The third and final workshop considered narratives and poetics of AI in Latin America. Macarena Areco opened with an exploration of the ways in which AI is imagined in Latin American science fiction, and how these imaginaries reflect tensions between differing ideas about what a technological future may look like. Joaquín Jiménez discussed Peruvian author Santiago Roncagliolo’s visions of a capitalist dystopia in his 2010 novel So Close to Life, which provided a unique insight into the Latin American view looking out at other regions in relation to AI, rather than exploring how other parts of the world look in at Latin America. Sofía Rosa discussed possibilities (both positive and negative) of becoming reliant on digital interfaces for human-to-human interaction that are presented in Uruguayan author Gabriel Peveroni’s 2004 novel El exilio según Nicolás (The exile according to Nicolás) - a surprisingly relevant novel given its premise of a deadly disease sweeping the earth and drastically changing how people live their lives. Richard Parker closed the panel with the presentation of powerful spoken word poetry which explored themes of identity, technology and place in Latin America. In the roundtable discussion, Kanta Dihal, Wolfgang Bongers, Ramiro Sanchiz and Andrés Tello addressed ideas about the whiteness of AI and the need to decolonise the most prominent representations of AI - representations which are often imported to Latin America from other parts of the world. Tello argued that Latin American peoples accepting and using AI in its current forms, as developed in other parts of the world, would mean accepting a new wave of digital colonialism. 

Featuring a diversity of speakers from across Latin America, from Mexico to the Antarctic regions, this workshop highlighted a multiplicity of perspectives. However, key themes arose that show some clear convergences in current thinking about AI in Latin America. The workshops considered what it means to be a user of AI technology in Latin America, and the uniqueness of this experience in an ever more globalised world. It also considered how imaginaries of AI transgress boundaries; how they enter Latin America from other regions, and also how Latin American visions might transgress borders, asking what influence these specific ideas might have on a global scale. The concept of AI as linked with colonial practices was discussed from a number of different perspectives, with the decolonisation of AI highlighted as an important strategy in developing AI that works for Latin America. This discussion around decolonisation went beyond simply the geographic, and sought to consider other demographics, including gender and race.
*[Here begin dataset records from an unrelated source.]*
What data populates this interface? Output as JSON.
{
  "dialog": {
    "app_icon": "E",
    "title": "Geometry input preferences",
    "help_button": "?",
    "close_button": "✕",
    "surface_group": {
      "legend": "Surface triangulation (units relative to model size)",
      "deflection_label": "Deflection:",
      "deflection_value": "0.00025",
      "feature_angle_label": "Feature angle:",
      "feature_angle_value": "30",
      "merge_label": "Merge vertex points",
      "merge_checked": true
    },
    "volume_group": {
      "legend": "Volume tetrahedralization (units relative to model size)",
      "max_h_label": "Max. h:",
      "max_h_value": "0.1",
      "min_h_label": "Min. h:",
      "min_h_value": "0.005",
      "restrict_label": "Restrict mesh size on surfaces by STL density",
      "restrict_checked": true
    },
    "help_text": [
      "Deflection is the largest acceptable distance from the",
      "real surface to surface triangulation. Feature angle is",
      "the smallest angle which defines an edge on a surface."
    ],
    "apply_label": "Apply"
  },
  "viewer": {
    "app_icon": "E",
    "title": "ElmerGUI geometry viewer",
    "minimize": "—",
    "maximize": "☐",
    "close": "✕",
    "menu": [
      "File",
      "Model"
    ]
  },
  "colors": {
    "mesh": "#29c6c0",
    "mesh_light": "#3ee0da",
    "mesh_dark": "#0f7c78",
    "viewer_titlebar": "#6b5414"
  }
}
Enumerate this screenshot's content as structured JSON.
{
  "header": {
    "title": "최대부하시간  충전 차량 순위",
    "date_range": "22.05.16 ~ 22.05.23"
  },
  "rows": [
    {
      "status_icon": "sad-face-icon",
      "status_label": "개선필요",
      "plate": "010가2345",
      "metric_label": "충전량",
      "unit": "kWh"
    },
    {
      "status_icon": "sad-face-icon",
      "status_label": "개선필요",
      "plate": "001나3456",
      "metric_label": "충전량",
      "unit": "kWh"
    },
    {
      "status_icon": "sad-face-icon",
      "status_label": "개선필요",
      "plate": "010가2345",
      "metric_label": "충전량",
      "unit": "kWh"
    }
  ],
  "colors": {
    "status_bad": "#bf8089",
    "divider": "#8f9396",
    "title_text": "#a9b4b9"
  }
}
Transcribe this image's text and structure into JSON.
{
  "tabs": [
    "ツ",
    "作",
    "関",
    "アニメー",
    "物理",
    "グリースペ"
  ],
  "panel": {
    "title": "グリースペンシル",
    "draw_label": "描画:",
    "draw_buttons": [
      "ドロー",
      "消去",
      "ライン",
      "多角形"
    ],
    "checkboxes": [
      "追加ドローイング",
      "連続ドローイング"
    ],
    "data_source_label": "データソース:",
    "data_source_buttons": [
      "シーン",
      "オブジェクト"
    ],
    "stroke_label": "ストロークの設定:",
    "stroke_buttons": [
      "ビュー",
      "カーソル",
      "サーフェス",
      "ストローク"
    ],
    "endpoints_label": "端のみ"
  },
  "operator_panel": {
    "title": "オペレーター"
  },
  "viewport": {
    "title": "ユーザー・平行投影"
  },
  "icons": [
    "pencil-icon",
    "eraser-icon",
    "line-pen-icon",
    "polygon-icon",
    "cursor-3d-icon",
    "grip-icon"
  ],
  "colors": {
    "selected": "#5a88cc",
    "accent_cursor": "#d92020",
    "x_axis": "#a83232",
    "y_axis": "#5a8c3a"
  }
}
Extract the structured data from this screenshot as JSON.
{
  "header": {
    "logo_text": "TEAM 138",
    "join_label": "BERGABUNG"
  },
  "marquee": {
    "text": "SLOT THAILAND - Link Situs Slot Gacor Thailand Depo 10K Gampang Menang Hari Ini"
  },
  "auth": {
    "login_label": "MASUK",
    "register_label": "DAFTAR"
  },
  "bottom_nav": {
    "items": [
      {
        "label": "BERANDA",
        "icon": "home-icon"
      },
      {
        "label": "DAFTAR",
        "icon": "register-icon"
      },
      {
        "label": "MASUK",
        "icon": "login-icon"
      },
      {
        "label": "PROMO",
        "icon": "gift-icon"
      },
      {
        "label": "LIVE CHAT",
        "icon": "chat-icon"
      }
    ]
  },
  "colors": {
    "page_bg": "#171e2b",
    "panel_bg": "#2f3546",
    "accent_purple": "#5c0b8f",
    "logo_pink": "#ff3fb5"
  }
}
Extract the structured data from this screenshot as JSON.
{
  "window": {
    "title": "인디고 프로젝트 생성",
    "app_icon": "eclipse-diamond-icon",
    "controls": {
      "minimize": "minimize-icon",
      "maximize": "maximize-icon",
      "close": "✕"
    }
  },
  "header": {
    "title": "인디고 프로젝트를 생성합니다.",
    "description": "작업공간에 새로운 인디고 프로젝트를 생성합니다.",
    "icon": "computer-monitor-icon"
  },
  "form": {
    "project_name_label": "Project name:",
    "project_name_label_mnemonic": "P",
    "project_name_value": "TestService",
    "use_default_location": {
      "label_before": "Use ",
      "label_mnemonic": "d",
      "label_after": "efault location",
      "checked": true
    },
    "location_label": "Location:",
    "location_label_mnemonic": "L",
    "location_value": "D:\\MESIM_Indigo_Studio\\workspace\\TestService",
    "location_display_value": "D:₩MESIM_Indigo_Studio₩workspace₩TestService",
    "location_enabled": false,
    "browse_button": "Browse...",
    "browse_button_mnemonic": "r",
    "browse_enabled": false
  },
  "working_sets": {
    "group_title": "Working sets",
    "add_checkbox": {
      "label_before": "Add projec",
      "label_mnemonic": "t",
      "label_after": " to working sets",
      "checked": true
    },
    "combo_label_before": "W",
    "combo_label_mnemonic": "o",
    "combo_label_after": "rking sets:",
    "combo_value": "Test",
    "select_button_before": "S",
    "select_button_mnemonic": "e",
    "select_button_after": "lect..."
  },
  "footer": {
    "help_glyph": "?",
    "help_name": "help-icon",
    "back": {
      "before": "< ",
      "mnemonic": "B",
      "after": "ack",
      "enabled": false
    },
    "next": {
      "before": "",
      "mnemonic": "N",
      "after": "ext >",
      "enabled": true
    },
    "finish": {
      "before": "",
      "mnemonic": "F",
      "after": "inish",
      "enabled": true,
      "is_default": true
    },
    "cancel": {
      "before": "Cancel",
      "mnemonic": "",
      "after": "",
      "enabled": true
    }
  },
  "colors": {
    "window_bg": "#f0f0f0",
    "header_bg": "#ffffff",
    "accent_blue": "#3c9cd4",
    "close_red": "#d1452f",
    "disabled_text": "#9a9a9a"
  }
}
Overall, this workshop highlighted a substantial and unique body of thought on AI relevant to the experience of Latin American peoples today.

The Global AI Narratives (GAIN) project is an interdisciplinary, cross-cultural initiative seeking to understand local interpretations of artificial intelligence (AI) in different countries and communities around the world. The project is funded by the Templeton World Charity Foundation and DeepMind Ethics and Society. The Center for Chilean Literature Studies is an interdisciplinary research center dedicated to the study,  preservation, and diffusion of Chilean writing and culture. 

The Global AI Narratives and Center for Chilean Literature Studies teams would like to thank all of the wonderful speakers, participants and audience members for their contributions to this series of workshops.